Je suis entré dans le salon et j’ai regardé autour de moi. Il y avait des photos de moi avec d’autres personnes, certaines plus âgées, d’autres plus jeunes. Il y en a eu quelques-unes où les mêmes personnes réapparaissaient sans cesse, d’autres qui ressemblaient à des photos occasionnelles avec des personnes que je connaissais mais dont je n’étais pas proche (il me semble au moins que la différence entre les deux est tout à fait évidente). J’ai étudié la femme, moi, qui apparaissait sur la plupart des photos. Elle avait l’air heureuse, normale, belle, mais normale. Elle, moi, nous étreignions des amis proches, faisions des choses (camping, parcs d’attractions, cuisines, etc.) qui étaient parfaitement normales, et maintenant il semblait que j’étais elle. En regardant les images, il semblait y avoir une part de vérité dans toutes les situations à l’intérieur de l’image. C’était comme si à travers un brouillard intérieur, je savais qu’ils étaient vrais, que c’était vraiment moi, mais aussi dur que je le pouvais, je ne pouvais pas situer qui ils étaient, leurs noms, ou quoi que ce soit à leur sujet.
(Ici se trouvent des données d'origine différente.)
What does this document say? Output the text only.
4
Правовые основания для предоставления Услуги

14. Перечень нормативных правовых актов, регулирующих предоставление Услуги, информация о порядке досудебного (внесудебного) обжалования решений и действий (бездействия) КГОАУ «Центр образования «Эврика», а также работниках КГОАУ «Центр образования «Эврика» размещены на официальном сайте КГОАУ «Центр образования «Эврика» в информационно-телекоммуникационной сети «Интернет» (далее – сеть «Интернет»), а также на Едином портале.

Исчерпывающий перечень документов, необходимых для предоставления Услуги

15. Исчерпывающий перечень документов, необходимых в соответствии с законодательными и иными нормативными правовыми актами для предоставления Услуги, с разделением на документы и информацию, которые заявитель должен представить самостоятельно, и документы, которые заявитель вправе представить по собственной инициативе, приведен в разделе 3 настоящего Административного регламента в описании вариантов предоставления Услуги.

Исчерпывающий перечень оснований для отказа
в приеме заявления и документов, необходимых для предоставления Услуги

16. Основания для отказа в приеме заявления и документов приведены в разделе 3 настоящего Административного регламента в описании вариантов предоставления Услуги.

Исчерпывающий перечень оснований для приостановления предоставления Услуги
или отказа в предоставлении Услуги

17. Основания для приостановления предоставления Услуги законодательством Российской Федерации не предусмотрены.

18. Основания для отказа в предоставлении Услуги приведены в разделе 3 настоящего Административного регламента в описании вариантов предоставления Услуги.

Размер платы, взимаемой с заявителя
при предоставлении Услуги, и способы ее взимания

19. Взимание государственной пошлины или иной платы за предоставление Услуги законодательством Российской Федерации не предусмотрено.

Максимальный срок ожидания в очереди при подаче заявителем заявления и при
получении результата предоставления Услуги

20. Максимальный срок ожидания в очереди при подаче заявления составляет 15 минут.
J’ai commencé à penser à moi. Qu’est-ce que je savais de moi. Je savais que j’existais. Je savais que j’avais un esprit et une perception générale de la réalité et de la façon dont le monde fonctionnait, mais je ne savais pas qui j’étais. Comment pourrais-je savoir ce qu’était une pute si je ne savais pas qui j’étais ? Comment pourrais-je être attiré par moi-même ? Y avait-il une notion générale de la beauté dont j’étais consciente, et maintenant que je n’étais plus connectée à « moi-même », j’avais une certaine connaissance ?
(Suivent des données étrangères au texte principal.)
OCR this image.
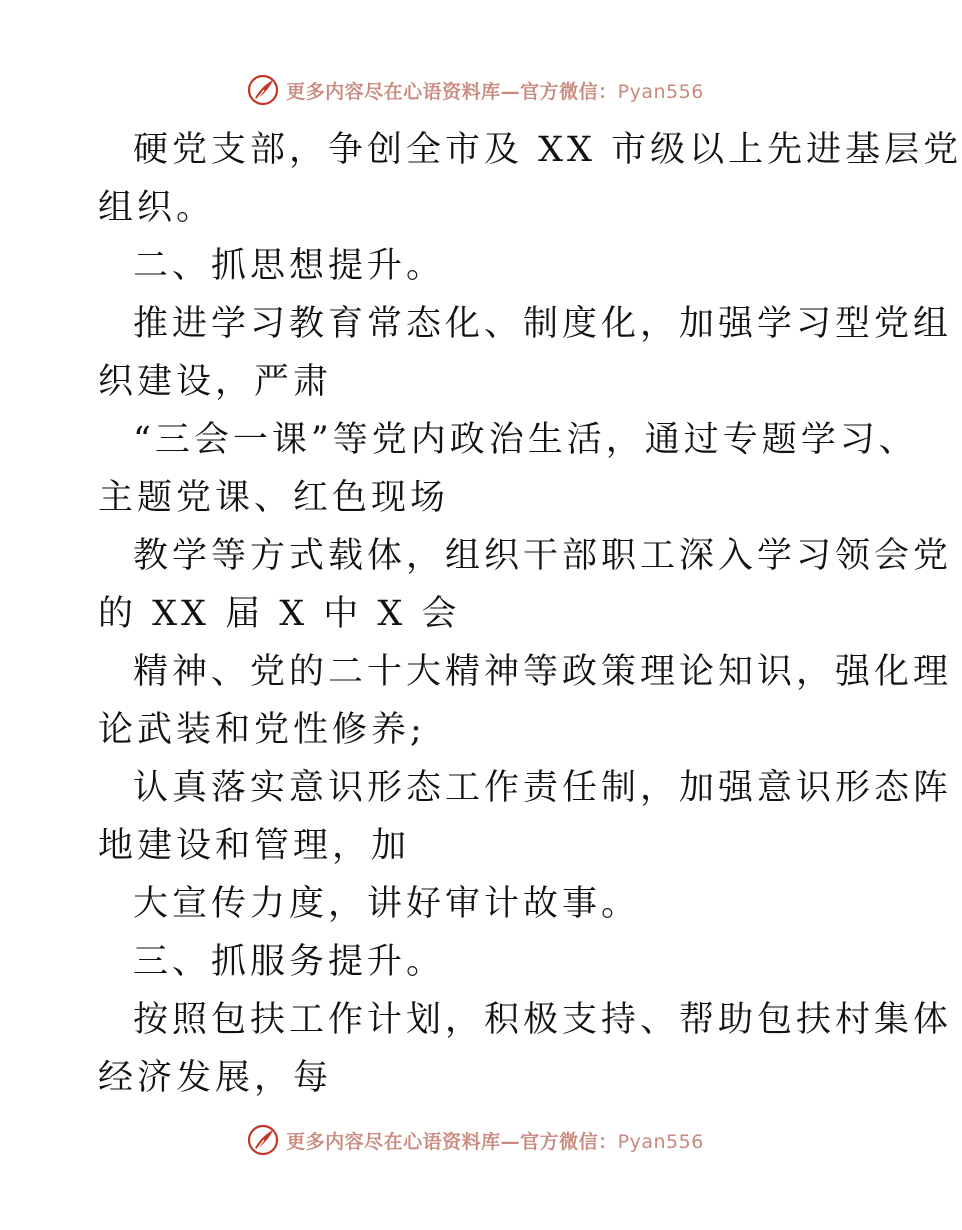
更多内容尽在心语资料库—官方微信：Pyan556

硬党支部，争创全市及 XX 市级以上先进基层党
组织。

二、抓思想提升。

推进学习教育常态化、制度化，加强学习型党组
织建设，严肃

“三会一课”等党内政治生活，通过专题学习、
主题党课、红色现场

教学等方式载体，组织干部职工深入学习领会党
的 XX 届 X 中 X 会

精神、党的二十大精神等政策理论知识，强化理
论武装和党性修养;

认真落实意识形态工作责任制，加强意识形态阵
地建设和管理，加

大宣传力度，讲好审计故事。

三、抓服务提升。

按照包扶工作计划，积极支持、帮助包扶村集体
经济发展，每

更多内容尽在心语资料库—官方微信：Pyan556
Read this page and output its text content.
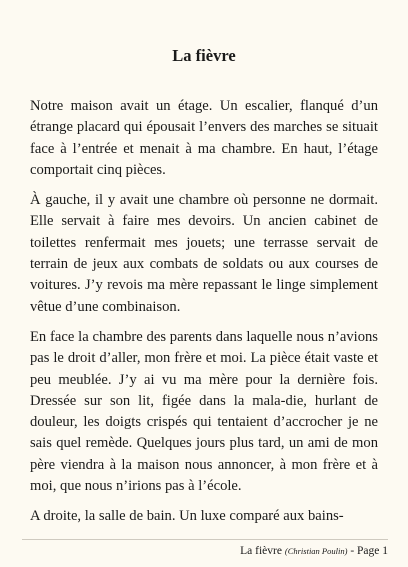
La fièvre

Notre maison avait un étage. Un escalier, flanqué d’un étrange placard qui épousait l’envers des marches se situait face à l’entrée et menait à ma chambre. En haut, l’étage comportait cinq pièces.

À gauche, il y avait une chambre où personne ne dormait. Elle servait à faire mes devoirs. Un ancien cabinet de toilettes renfermait mes jouets; une terrasse servait de terrain de jeux aux combats de soldats ou aux courses de voitures. J’y revois ma mère repassant le linge simplement vêtue d’une combinaison.

En face la chambre des parents dans laquelle nous n’avions pas le droit d’aller, mon frère et moi. La pièce était vaste et peu meublée. J’y ai vu ma mère pour la dernière fois. Dressée sur son lit, figée dans la mala-die, hurlant de douleur, les doigts crispés qui tentaient d’accrocher je ne sais quel remède. Quelques jours plus tard, un ami de mon père viendra à la maison nous annoncer, à mon frère et à moi, que nous n’irions pas à l’école.

A droite, la salle de bain. Un luxe comparé aux bains-

La fièvre (Christian Poulin) - Page 1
Je ne savais rien d’autre que j’étais nue dans un endroit étrange et que le corps dans lequel j’étais me semblait complètement étranger. J’ai décidé que je devais au moins mettre quelques vêtements. Je suis retourné dans la chambre et je me suis dirigé vers le placard. Une fois sur place, j’ai trouvé des tiroirs qui, une fois ouverts, m’offraient au moins quelque chose à porter. Tout était compliqué, mais après quelques instants à regarder les sous-vêtements, les soutien-gorge et la lingerie (il y avait trois tiroirs pleins de lingerie), j’ai simplement enfilé un tee-shirt pour me couvrir et une paire de chaussettes (je sais que cela n’a pas beaucoup de sens). Je suis sorti dans la chambre et j’ai réalisé que toute la pièce sentait le sexe. J’ai dû sortir les draps de là, du moins je le savais. C’était déjà un peu troublant qu’un homme étrange me paie beaucoup d’argent pour ce qui semblait être du sexe, mais que l’odeur me le rappelle constamment, c’était trop.
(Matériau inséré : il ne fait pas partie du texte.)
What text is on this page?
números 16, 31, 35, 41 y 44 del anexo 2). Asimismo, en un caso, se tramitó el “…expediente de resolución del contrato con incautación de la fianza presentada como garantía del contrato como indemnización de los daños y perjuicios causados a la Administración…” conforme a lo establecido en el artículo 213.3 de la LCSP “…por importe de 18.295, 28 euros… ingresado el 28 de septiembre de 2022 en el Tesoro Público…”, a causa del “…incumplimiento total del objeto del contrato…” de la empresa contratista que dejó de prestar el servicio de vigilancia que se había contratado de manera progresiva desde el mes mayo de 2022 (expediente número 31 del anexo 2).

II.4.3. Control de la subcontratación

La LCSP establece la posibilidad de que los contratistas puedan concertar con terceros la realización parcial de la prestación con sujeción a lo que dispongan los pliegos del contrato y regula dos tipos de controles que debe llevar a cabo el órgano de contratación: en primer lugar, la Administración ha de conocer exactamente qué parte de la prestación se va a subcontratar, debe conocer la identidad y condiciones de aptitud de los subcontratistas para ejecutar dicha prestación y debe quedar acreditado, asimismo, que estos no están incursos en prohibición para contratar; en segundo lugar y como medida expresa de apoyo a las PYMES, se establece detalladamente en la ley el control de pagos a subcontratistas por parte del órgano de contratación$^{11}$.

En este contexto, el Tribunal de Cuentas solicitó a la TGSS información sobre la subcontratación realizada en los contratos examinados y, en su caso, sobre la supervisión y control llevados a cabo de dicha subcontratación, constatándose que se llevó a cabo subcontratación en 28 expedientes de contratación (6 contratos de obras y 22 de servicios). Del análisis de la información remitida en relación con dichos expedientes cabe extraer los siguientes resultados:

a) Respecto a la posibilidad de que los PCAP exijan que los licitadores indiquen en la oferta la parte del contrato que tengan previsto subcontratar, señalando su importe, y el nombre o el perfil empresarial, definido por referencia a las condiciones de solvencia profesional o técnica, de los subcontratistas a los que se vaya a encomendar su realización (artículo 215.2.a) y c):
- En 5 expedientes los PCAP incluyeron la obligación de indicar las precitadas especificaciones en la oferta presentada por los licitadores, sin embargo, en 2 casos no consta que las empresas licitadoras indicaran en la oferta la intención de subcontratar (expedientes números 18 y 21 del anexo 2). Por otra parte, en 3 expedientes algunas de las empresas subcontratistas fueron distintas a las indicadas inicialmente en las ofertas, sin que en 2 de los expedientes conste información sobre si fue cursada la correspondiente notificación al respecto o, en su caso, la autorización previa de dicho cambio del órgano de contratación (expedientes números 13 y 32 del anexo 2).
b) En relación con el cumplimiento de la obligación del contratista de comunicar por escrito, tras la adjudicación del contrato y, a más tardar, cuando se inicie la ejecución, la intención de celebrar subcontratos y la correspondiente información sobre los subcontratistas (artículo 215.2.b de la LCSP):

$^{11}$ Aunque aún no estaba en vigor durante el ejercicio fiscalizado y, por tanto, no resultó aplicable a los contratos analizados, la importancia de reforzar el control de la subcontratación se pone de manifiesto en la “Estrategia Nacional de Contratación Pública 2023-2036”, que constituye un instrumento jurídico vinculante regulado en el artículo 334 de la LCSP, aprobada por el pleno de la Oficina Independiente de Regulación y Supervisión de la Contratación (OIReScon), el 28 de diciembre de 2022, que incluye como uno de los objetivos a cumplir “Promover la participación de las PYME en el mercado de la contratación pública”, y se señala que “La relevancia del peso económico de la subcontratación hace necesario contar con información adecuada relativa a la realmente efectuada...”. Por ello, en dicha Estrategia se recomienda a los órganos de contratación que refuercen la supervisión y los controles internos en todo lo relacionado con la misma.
J’ai voyagé jusqu’au salon, puis à la cuisine où j’ai trouvé une laveuse/sécheuse empilée. J’ai démonté le lit et mis les draps dans la machine à laver et l’ai démarré. J’ai un peu peur de savoir comment je savais comment faire toutes ces choses, qu’elles avaient un sens, mais je ne me souviens pas de les avoir jamais apprises ou quoi que ce soit. J’étais tellement confus que ça me faisait mal, alors j’ai décidé d’essayer de mettre fin à la confusion. Il devait y avoir une indication à l’intérieur de ces murs sur l’endroit où j’étais, qui j’étais et tout sur ma vie. Cet endroit contenait les réponses, et il ne semblait pas que j’aie quoi que ce soit à faire.